Purple or gray discoloration from cold storage damage is not toxic. The color change is a physiological stress response in the fruit’s cells, not a sign of bacterial contamination or poison production. The flesh may taste slightly off, bitter, or have an unpleasant texture compared to a perfectly ripe avocado, but eating it won’t make you sick.
Fungal decay is a different situation. While the organisms that cause stem end rot in avocados aren’t typically dangerous to healthy adults in small amounts, visibly rotted fruit tissue can harbor bacteria and mold byproducts that cause stomach upset. The general rule: if the dark area is mushy, has a distinct boundary, or smells sour or fermented, cut it away or discard the fruit.

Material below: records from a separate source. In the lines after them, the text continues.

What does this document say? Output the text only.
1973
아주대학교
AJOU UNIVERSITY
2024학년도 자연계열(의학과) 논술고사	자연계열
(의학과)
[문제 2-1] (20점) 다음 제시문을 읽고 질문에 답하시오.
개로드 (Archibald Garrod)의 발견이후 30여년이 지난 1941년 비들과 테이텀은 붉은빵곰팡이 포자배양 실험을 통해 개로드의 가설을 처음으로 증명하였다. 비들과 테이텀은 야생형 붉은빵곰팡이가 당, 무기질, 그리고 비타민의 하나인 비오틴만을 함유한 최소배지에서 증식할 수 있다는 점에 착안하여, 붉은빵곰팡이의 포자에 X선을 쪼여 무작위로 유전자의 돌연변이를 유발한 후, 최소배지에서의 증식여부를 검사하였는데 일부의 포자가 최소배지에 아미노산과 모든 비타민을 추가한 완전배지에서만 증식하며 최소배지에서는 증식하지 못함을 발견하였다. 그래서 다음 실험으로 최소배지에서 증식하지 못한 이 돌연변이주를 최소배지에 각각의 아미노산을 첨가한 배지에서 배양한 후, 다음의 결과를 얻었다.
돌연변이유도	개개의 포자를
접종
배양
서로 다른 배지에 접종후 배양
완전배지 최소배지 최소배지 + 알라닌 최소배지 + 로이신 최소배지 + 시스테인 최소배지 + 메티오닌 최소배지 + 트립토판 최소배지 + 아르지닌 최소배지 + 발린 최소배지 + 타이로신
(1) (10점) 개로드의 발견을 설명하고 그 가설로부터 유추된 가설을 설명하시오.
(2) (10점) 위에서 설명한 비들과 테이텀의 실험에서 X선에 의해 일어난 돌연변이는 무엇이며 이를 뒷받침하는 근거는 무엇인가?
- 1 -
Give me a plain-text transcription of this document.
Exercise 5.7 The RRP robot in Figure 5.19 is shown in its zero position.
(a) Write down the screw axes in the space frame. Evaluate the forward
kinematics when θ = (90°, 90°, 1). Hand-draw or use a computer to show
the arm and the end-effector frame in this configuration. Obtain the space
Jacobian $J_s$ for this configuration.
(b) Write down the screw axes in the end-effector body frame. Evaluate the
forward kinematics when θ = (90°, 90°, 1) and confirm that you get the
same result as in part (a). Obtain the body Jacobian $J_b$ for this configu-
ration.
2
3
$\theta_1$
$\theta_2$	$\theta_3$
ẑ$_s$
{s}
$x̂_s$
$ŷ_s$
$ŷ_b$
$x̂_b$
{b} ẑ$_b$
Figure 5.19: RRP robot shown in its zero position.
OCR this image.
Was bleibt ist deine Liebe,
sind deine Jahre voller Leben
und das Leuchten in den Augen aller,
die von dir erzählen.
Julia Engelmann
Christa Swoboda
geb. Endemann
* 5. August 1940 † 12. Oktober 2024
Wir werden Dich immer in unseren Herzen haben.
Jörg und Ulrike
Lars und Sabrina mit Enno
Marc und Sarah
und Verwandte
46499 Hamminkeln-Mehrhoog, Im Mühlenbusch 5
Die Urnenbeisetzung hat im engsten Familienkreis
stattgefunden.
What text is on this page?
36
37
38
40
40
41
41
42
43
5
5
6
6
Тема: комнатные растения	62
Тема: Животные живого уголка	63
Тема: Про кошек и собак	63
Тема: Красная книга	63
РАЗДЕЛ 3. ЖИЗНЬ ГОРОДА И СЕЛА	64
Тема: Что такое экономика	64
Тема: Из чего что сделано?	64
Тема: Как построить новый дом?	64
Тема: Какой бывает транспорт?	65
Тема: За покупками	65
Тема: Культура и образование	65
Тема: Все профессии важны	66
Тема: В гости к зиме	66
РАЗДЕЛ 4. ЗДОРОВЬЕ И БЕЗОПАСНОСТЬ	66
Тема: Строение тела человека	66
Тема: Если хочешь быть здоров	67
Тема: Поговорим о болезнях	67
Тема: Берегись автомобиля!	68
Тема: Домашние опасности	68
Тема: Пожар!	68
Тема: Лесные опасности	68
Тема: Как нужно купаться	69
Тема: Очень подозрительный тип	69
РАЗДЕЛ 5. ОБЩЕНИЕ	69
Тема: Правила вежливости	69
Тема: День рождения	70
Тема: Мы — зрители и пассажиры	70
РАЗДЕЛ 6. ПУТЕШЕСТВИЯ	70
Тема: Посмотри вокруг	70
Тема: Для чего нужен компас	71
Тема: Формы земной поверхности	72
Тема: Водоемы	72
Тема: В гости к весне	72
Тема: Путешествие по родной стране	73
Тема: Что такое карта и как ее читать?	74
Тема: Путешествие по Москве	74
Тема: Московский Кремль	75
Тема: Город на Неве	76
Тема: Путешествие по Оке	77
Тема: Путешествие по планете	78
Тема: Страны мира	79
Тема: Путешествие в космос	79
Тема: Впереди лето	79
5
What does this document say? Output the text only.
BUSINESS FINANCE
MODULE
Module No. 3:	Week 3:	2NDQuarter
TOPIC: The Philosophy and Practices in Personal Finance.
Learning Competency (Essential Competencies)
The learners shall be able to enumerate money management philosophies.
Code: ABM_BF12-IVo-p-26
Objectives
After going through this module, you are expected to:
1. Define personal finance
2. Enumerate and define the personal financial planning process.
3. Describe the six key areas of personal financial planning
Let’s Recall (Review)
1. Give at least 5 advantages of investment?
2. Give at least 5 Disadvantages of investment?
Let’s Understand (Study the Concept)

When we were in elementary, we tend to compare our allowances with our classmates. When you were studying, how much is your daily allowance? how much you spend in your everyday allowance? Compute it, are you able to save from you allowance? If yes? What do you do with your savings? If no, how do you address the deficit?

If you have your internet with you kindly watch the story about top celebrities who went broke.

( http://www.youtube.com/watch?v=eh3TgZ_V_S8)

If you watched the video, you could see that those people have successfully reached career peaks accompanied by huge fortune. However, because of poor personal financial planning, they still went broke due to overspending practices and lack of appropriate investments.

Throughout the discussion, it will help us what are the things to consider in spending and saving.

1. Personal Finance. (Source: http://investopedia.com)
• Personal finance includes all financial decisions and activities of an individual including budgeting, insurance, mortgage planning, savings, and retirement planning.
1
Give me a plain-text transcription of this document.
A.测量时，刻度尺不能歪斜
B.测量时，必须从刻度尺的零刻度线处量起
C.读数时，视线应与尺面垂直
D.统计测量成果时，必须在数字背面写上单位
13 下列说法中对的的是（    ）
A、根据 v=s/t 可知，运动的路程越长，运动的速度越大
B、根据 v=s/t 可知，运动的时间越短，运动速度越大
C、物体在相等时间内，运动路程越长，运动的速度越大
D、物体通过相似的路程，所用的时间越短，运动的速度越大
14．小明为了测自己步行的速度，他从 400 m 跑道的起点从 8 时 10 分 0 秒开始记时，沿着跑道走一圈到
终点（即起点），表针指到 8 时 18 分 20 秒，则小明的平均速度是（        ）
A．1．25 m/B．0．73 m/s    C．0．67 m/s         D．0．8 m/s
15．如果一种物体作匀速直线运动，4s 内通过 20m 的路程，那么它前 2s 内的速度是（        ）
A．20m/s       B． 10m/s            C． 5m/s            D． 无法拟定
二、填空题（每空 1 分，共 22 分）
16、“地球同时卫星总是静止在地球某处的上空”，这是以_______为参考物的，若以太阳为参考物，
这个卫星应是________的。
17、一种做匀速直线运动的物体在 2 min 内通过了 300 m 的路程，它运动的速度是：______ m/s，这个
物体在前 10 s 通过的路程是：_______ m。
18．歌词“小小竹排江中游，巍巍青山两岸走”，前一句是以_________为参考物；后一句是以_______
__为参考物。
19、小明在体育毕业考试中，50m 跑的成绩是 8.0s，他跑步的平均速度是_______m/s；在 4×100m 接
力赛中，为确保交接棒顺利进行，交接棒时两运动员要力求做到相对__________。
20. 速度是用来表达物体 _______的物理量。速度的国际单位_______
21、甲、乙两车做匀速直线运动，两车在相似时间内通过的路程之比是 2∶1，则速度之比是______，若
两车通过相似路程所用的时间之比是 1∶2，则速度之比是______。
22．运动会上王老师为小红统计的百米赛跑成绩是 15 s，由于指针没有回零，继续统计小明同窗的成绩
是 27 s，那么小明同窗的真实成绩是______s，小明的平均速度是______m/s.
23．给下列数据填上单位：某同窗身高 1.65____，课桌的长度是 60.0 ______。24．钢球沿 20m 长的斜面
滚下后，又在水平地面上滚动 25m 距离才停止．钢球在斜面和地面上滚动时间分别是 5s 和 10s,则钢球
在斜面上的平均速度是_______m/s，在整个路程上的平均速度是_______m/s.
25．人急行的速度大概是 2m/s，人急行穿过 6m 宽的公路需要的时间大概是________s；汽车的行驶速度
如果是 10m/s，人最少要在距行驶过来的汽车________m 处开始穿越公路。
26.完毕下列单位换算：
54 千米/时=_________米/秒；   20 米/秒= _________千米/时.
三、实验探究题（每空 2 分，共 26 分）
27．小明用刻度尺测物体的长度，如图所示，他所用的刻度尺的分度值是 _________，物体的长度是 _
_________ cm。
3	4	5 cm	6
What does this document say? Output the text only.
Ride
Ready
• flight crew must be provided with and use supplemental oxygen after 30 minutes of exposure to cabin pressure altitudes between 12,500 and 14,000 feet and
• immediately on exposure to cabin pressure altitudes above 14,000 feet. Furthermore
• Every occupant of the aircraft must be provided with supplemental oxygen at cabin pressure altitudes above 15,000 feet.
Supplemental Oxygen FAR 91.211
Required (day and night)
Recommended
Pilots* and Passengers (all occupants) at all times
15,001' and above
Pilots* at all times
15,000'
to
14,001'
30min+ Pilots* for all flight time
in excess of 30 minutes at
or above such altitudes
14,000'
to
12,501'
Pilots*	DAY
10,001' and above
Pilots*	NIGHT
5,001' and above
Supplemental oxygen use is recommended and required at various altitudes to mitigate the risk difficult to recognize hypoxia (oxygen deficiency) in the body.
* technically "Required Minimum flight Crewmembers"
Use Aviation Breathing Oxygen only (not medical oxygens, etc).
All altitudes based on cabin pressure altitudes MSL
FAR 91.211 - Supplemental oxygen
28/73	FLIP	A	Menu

For mild, diffuse purple-gray tinting with no soft spots or off odors, the avocado is safe. It just won’t win any beauty contests.
How to Prevent It
You can’t control what happened to your avocado during commercial shipping, but you can avoid making things worse at home. The most important rule: don’t refrigerate an unripe avocado. Cold storage before the fruit has ripened is the primary trigger for internal discoloration. Let avocados ripen at room temperature on the counter, which typically takes three to five days depending on how firm they are when you buy them.
Once an avocado yields slightly to gentle pressure and feels uniformly soft (not mushy), you can move it to the refrigerator at about 40°F to slow further ripening. A ripe, uncut avocado will keep in the fridge for a couple of days. Cut avocado should go in the crisper drawer, ideally with the pit left in and the exposed flesh pressed against plastic wrap to limit air contact and browning.
When shopping, check the small stem nub at the top. If it pops off easily and reveals green underneath, the fruit is ripe. If it’s brown underneath, the avocado may already be overripe or decaying at the stem end. Avoid fruit with visible dents or soft spots on the skin, since bruising accelerates internal discoloration and gives fungi an entry point.